Now the Tokyo stock exchange is a chastened place -- the index stands at little over a fifth of its historical peak.
But firms right across a more diversified economy are selectively looking for growth in foreign markets, in a bid to escape Japan's financial doldrums where weak demand, falling prices and high labor costs are sapping profits.
They are also wallowing in cash, with the yen worth around 50% more than it was five years ago.
"For non-manufacturers, this is an excellent time to expand into foreign markets by taking advantage of a high yen," said Shinichiro Kobayashi, senior economist at Mitsubishi UFJ Research and Consulting.
"For manufacturers, it gives great opportunities to take their production bases overseas," he said. "You have to assume the yen's strength is here to stay."
The safe haven Japanese unit, now hovering around 79 to the dollar, has benefited from global economic uncertainty in the last few years, as investors have dumped the euro and the greenback.
It stood at 88 to the dollar two years ago and 122 five years back, but is now sharply higher.
Exporters, the main engine of growth for Japan, have been badly squeezed by the rocketing currency, with overseas consumers baulking at rising price tags.
But imports -- and by extension the companies that make those products -- are now cheap by Japanese standards.
Food, chemicals and services companies have marched abroad in step with automakers and machinery firms on the lookout for investments that will generate returns.
The biggest acquisition in the first half was Sumitomo Mitsui Financial Group's $7.3 billion purchase of the Royal Bank of Scotland's aircraft leasing arm.
That followed a deal unveiled by Takeda Pharmaceutical in May 2011 to buy Swiss drugmaker Nycomed for 9.6 billion euros (then $13.6 billion).
Canon (IW 1000/86) Chairman Fujio Mitarai also said in a media interview last year that the camera maker was setting aside one trillion yen for use by 2015 on mergers and acquisitions.
Japanese authorities have encouraged direct private-sector foreign investments and reiterated the mantra of "harnessing the growth of Asia and emerging markets" to boost the economy at home.
"Many years ago, it was machinery companies or automakers leading Japan's direct foreign investments," said Naonori Yamada, deputy director of international economic research for the government-backed Japan External Trade Organization.
"Now it's (consumer products or services) companies trying to firm up their access to emerging markets," as the Japanese market remains sluggish, he said.
Trading houses in the resource-poor country have also intensified their search for foreign energy and mining deals.
Earlier this year Marubeni Corp agreed to buy U.S. grain giant Gavilon LLC for about $3.6 billion, while trader Mitsubishi Corp bought a 40% stake in Encana Corp's (IW 1000/428) Canadian shale gas assets for about $2.9 billion.
"These (natural resources) deals bring together Japanese firms that have no place at home to put their money and foreign resources firms with investment needs," said Mitsubishi UFJ's Kobayashi.

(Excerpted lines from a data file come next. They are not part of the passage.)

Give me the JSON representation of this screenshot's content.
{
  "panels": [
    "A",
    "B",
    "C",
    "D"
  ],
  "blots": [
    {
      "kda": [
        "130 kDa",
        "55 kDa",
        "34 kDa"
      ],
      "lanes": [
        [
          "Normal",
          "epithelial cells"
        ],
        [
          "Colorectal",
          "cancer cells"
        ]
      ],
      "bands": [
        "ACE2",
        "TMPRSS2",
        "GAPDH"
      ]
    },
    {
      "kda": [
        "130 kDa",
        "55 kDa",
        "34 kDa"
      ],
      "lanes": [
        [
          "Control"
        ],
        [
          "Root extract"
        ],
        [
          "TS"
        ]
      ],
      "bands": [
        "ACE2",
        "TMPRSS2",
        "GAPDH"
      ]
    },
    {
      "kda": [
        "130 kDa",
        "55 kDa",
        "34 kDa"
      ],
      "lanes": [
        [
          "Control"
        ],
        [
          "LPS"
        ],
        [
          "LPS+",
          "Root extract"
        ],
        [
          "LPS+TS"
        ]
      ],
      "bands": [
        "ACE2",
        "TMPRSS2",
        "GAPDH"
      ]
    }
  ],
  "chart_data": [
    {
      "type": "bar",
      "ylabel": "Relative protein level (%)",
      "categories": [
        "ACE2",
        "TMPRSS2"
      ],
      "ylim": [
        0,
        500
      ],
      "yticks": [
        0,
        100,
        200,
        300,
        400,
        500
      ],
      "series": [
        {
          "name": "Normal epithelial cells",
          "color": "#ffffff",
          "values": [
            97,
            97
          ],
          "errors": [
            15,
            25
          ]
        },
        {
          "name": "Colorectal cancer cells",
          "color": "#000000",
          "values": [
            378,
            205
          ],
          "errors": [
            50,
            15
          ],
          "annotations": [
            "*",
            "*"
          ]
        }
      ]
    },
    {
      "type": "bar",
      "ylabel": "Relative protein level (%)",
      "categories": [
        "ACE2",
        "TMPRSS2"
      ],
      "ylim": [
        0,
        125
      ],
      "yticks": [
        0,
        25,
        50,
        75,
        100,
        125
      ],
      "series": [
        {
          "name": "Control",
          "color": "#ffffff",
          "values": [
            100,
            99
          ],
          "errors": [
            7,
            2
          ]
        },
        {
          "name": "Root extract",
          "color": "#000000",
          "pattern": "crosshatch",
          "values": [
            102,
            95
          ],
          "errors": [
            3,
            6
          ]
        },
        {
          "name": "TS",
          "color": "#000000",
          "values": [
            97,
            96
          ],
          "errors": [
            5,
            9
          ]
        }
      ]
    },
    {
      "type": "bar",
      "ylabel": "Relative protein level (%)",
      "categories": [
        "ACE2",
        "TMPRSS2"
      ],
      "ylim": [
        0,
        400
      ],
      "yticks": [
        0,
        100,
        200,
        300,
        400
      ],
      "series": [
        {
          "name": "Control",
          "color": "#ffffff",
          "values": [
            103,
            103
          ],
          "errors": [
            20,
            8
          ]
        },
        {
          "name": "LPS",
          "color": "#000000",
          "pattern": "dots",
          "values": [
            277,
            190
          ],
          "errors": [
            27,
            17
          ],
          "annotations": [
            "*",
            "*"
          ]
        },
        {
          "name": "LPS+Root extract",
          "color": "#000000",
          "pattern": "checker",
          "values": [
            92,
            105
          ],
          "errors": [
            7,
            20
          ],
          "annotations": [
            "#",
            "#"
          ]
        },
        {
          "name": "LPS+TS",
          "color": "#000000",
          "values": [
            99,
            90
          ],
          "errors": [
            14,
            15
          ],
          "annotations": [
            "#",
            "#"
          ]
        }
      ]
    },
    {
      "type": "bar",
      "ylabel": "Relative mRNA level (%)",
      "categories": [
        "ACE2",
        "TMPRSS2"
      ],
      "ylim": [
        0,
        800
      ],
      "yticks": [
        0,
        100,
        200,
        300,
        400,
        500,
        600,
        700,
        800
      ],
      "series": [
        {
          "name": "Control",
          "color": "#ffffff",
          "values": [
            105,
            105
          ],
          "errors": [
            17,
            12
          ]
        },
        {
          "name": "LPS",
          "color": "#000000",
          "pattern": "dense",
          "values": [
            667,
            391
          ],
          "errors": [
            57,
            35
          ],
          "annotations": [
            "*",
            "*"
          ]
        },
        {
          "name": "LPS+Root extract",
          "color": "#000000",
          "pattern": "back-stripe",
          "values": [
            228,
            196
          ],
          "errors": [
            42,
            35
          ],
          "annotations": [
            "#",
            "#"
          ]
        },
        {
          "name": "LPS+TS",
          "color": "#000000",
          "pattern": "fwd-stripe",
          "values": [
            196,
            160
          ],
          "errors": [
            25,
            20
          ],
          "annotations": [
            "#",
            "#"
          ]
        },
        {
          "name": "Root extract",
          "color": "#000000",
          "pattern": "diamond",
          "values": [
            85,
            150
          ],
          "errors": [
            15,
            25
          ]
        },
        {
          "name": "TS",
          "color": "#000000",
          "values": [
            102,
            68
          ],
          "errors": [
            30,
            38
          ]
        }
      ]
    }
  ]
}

Meanwhile Japanese manufacturers, such as carmakers, are rushing to boost production in Asia, Latin America and Russia to cut costs and to make products for regional customers.
"Manufacturing jobs will leave Japan, regardless of forex rates," said Kobayashi. "If you are making the same products, you are sure to lose against China and South Korea.
"It is not a case of Japanese firms abandoning Japan. They are going to places where there is demand, as they must."